Not sure what’s up with Metro’s website, but they still haven’t posted any of today’s reviews. (If you want to download the full PDF of the Toronto edition, click this … but be warned, it’s a big file.)
Anyway, if you’re wondering what to see this weekend …
“Curse of the Golden Flower”: After “Hero” and “House of Flying Daggers”, Zhang Yimou delivers another wuxia-flavored costume picture, but the well’s getting dry; Chow Yun-Fat broods behind a ridiculous beard as a ruthless emperor, Gong Li falls over a lot as his poisoned wife, and their kids get all Shakespearean in the corners as a revolution simmers. But if you want to spend two hours watching exquisite fabric get bloody, this is wardrobe porn of the highest order.

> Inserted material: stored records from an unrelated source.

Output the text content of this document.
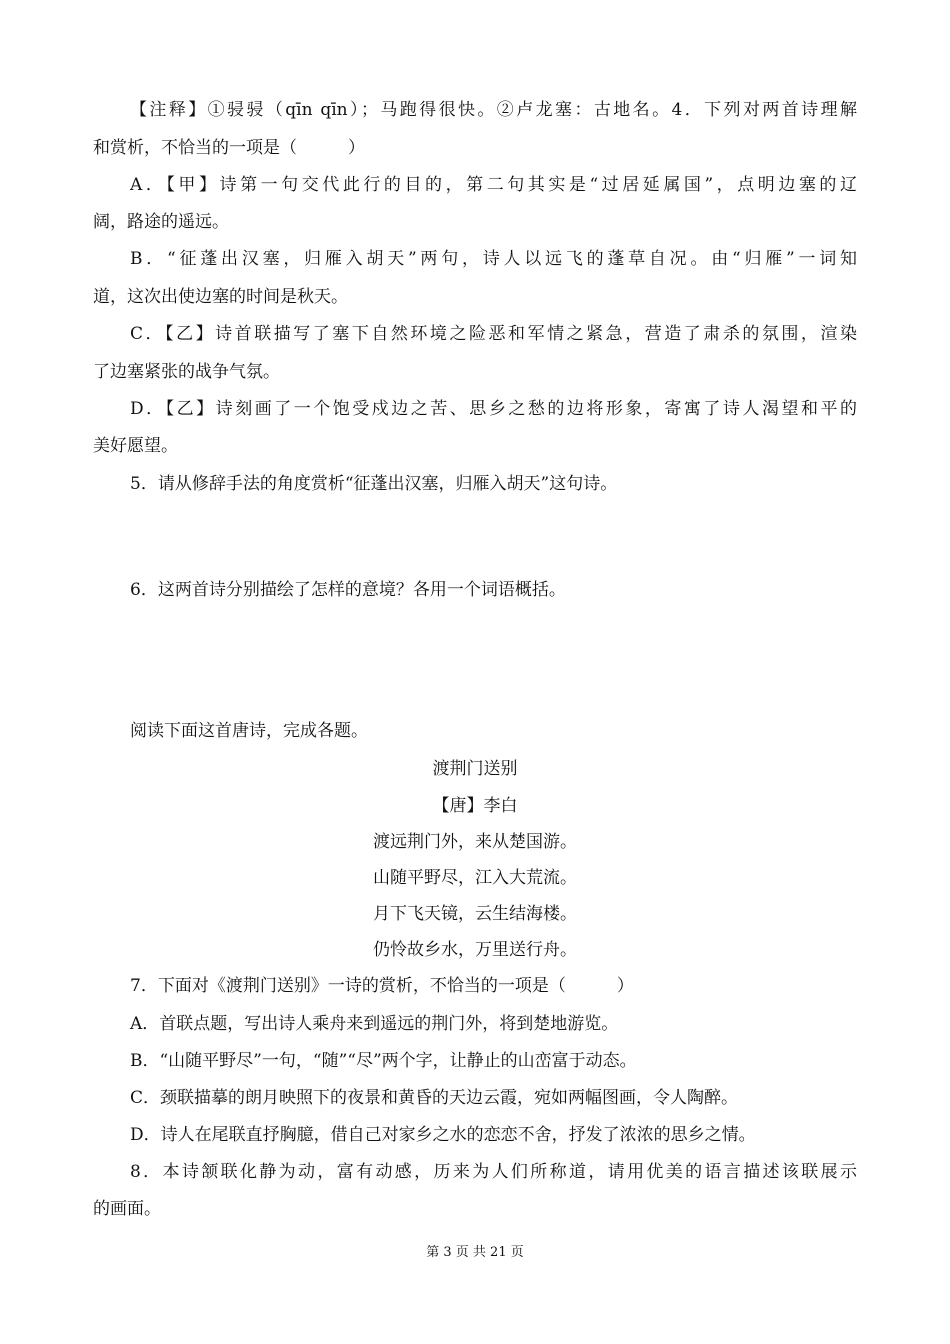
【注释】①骎骎（qīn qīn）；马跑得很快。②卢龙塞：古地名。4．下列对两首诗理解
和赏析，不恰当的一项是（　　　）
A．【甲】诗第一句交代此行的目的，第二句其实是“过居延属国”，点明边塞的辽
阔，路途的遥远。
B．“征蓬出汉塞，归雁入胡天”两句，诗人以远飞的蓬草自况。由“归雁”一词知
道，这次出使边塞的时间是秋天。
C．【乙】诗首联描写了塞下自然环境之险恶和军情之紧急，营造了肃杀的氛围，渲染
了边塞紧张的战争气氛。
D．【乙】诗刻画了一个饱受戍边之苦、思乡之愁的边将形象，寄寓了诗人渴望和平的
美好愿望。
5．请从修辞手法的角度赏析“征蓬出汉塞，归雁入胡天”这句诗。
6．这两首诗分别描绘了怎样的意境？各用一个词语概括。
阅读下面这首唐诗，完成各题。
渡荆门送别
【唐】李白
渡远荆门外，来从楚国游。
山随平野尽，江入大荒流。
月下飞天镜，云生结海楼。
仍怜故乡水，万里送行舟。
7．下面对《渡荆门送别》一诗的赏析，不恰当的一项是（　　　）
A．首联点题，写出诗人乘舟来到遥远的荆门外，将到楚地游览。
B．“山随平野尽”一句，“随”“尽”两个字，让静止的山峦富于动态。
C．颈联描摹的朗月映照下的夜景和黄昏的天边云霞，宛如两幅图画，令人陶醉。
D．诗人在尾联直抒胸臆，借自己对家乡之水的恋恋不舍，抒发了浓浓的思乡之情。
8．本诗颔联化静为动，富有动感，历来为人们所称道，请用优美的语言描述该联展示
的画面。
第 3 页 共 21 页
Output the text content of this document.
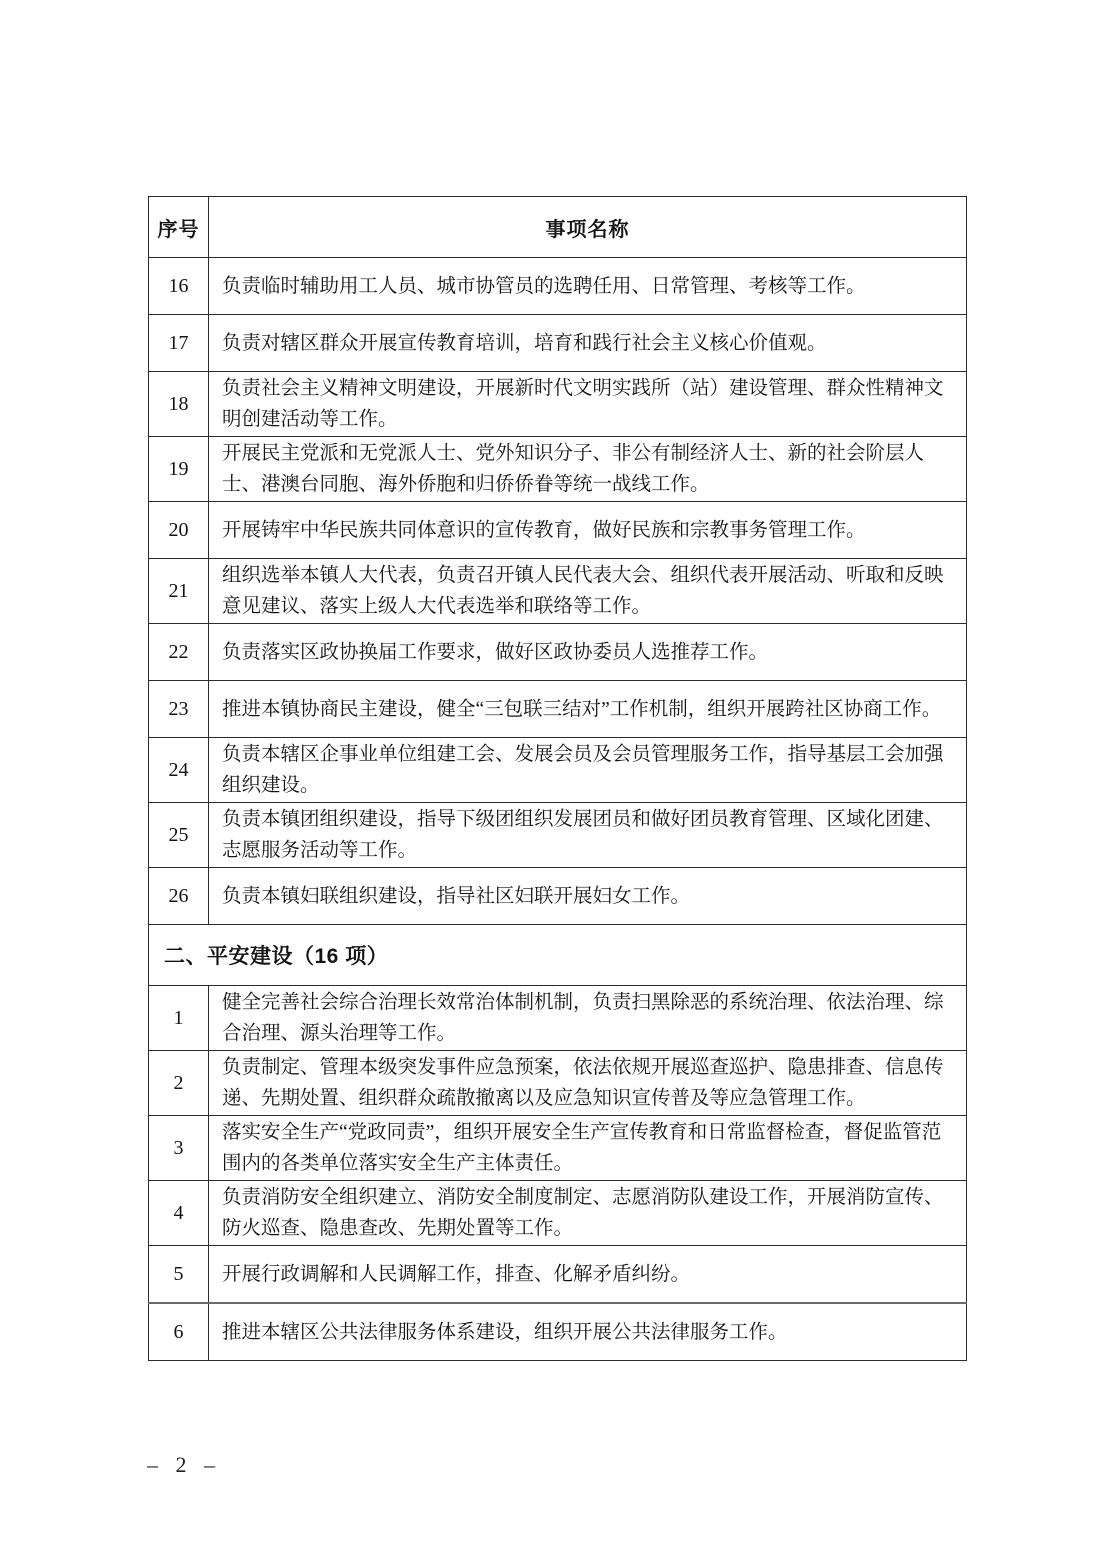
序号	事项名称
16	负责临时辅助用工人员、城市协管员的选聘任用、日常管理、考核等工作。
17	负责对辖区群众开展宣传教育培训，培育和践行社会主义核心价值观。
18	负责社会主义精神文明建设，开展新时代文明实践所（站）建设管理、群众性精神文明创建活动等工作。
19	开展民主党派和无党派人士、党外知识分子、非公有制经济人士、新的社会阶层人士、港澳台同胞、海外侨胞和归侨侨眷等统一战线工作。
20	开展铸牢中华民族共同体意识的宣传教育，做好民族和宗教事务管理工作。
21	组织选举本镇人大代表，负责召开镇人民代表大会、组织代表开展活动、听取和反映意见建议、落实上级人大代表选举和联络等工作。
22	负责落实区政协换届工作要求，做好区政协委员人选推荐工作。
23	推进本镇协商民主建设，健全“三包联三结对”工作机制，组织开展跨社区协商工作。
24	负责本辖区企事业单位组建工会、发展会员及会员管理服务工作，指导基层工会加强组织建设。
25	负责本镇团组织建设，指导下级团组织发展团员和做好团员教育管理、区域化团建、志愿服务活动等工作。
26	负责本镇妇联组织建设，指导社区妇联开展妇女工作。
二、平安建设（16 项）	
1	健全完善社会综合治理长效常治体制机制，负责扫黑除恶的系统治理、依法治理、综合治理、源头治理等工作。
2	负责制定、管理本级突发事件应急预案，依法依规开展巡查巡护、隐患排查、信息传递、先期处置、组织群众疏散撤离以及应急知识宣传普及等应急管理工作。
3	落实安全生产“党政同责”，组织开展安全生产宣传教育和日常监督检查，督促监管范围内的各类单位落实安全生产主体责任。
4	负责消防安全组织建立、消防安全制度制定、志愿消防队建设工作，开展消防宣传、防火巡查、隐患查改、先期处置等工作。
5	开展行政调解和人民调解工作，排查、化解矛盾纠纷。
6	推进本辖区公共法律服务体系建设，组织开展公共法律服务工作。
– 2 –
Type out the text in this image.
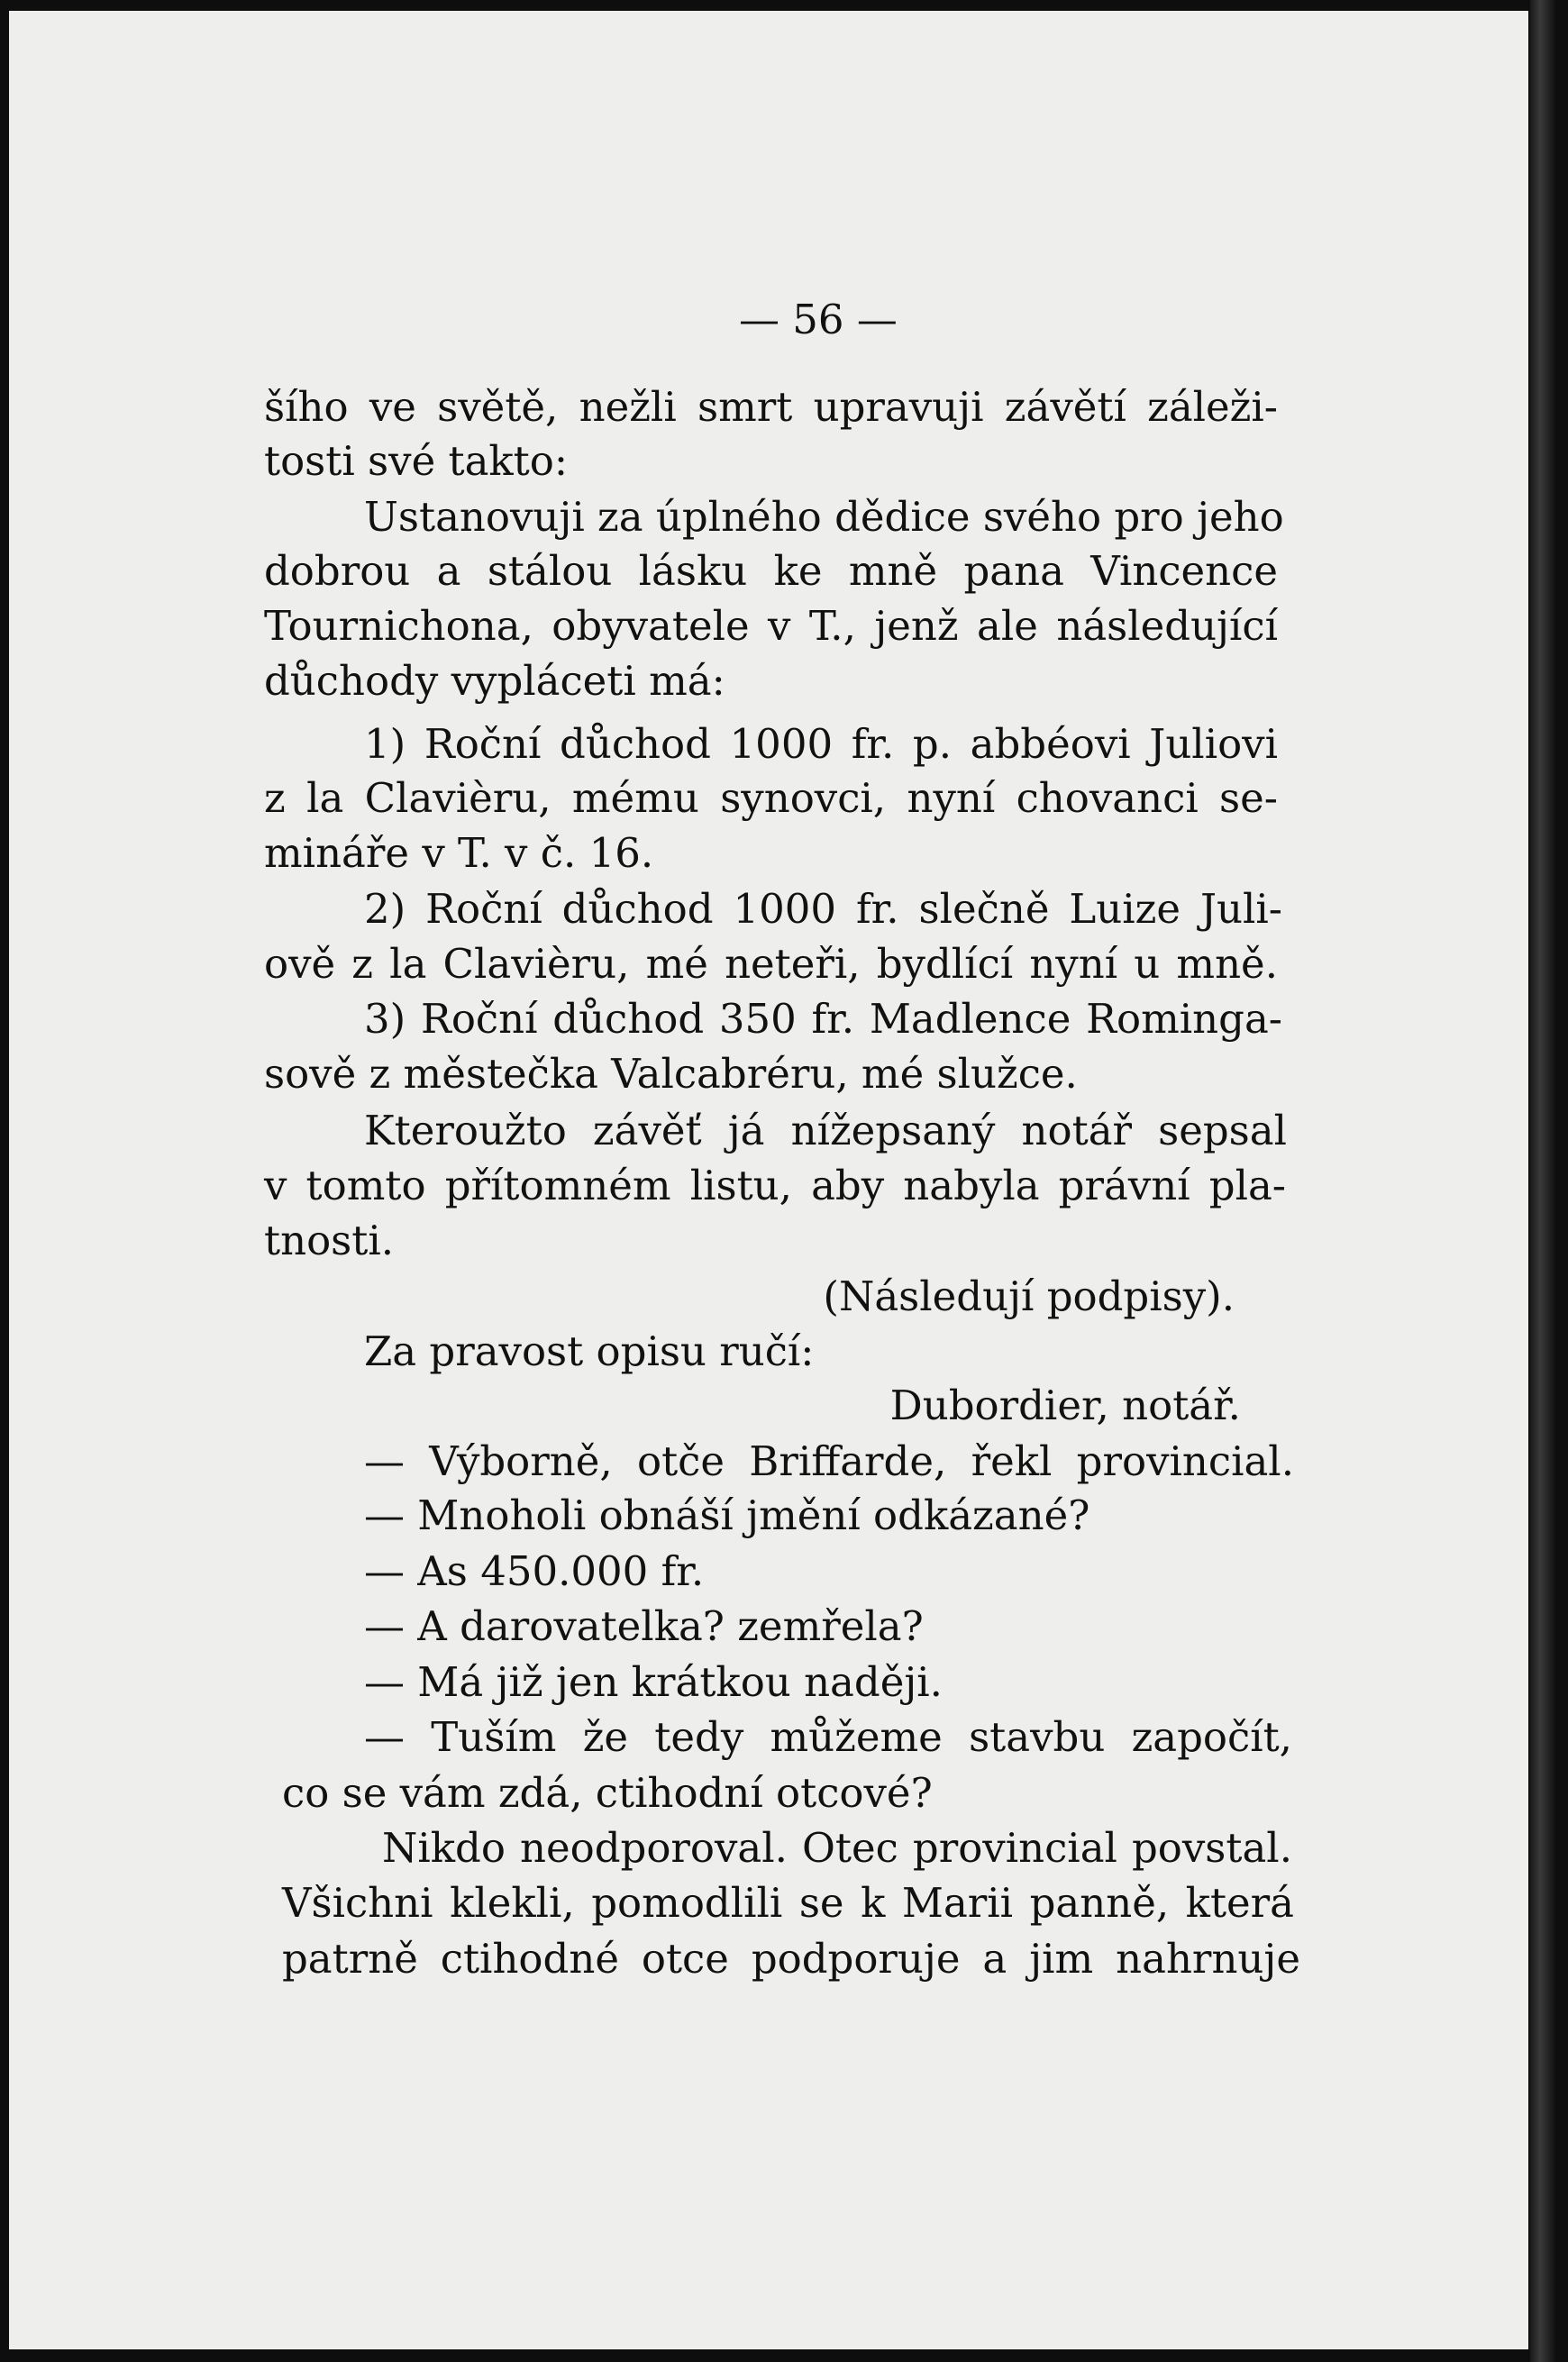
— 56 —
šího ve světě, nežli smrt upravuji závětí záleži-
tosti své takto:
Ustanovuji za úplného dědice svého pro jeho
dobrou a stálou lásku ke mně pana Vincence
Tournichona, obyvatele v T., jenž ale následující
důchody vypláceti má:
1) Roční důchod 1000 fr. p. abbéovi Juliovi
z la Clavièru, mému synovci, nyní chovanci se-
mináře v T. v č. 16.
2) Roční důchod 1000 fr. slečně Luize Juli-
ově z la Clavièru, mé neteři, bydlící nyní u mně.
3) Roční důchod 350 fr. Madlence Rominga-
sově z městečka Valcabréru, mé služce.
Kteroužto závěť já nížepsaný notář sepsal
v tomto přítomném listu, aby nabyla právní pla-
tnosti.
(Následují podpisy).
Za pravost opisu ručí:
Dubordier, notář.
— Výborně, otče Briffarde, řekl provincial.
— Mnoholi obnáší jmění odkázané?
— As 450.000 fr.
— A darovatelka? zemřela?
— Má již jen krátkou naději.
— Tuším že tedy můžeme stavbu započít,
co se vám zdá, ctihodní otcové?
Nikdo neodporoval. Otec provincial povstal.
Všichni klekli, pomodlili se k Marii panně, která
patrně ctihodné otce podporuje a jim nahrnuje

“The Good Shepherd”: Matt Damon gives great hooded monotony; sadly, director and co-star Robert De Niro matches the tone of his three-hour movie to Damon’s performance, and the result is a very slow, very dull plod through three decades in the life of the CIA. Francis Ford Coppola is one of the executive producers, which may explain why the structural parallels to “The Godfather” are so blatant.
“Night at the Museum”: I’m as surprised as you are that a Shawn Levy comedy turns out the best thing going in a week of Oscar hopefuls, but that’s just how it shakes out. Sure, the script’s incoherent and Ben Stiller doesn’t do anything you haven’t seen him do a dozen times over, but the effects are pretty nifty, and it has Carla Gugino, Steve Coogan and Ricky Gervais in it.
“We Are Marshall”: Taking a turn into more serious matters, “Charlie’s Angels” popmeister McG tackles the true story of a West Virginia college town recovering from the loss of most of their football team in a plane crash … and delivers a two-hour study in high-contrast boosterism, with every moment staged for maximum weepery. But boy, does Matthew McConaughey rock some period sideburns.
The choices get better on Monday, I promise.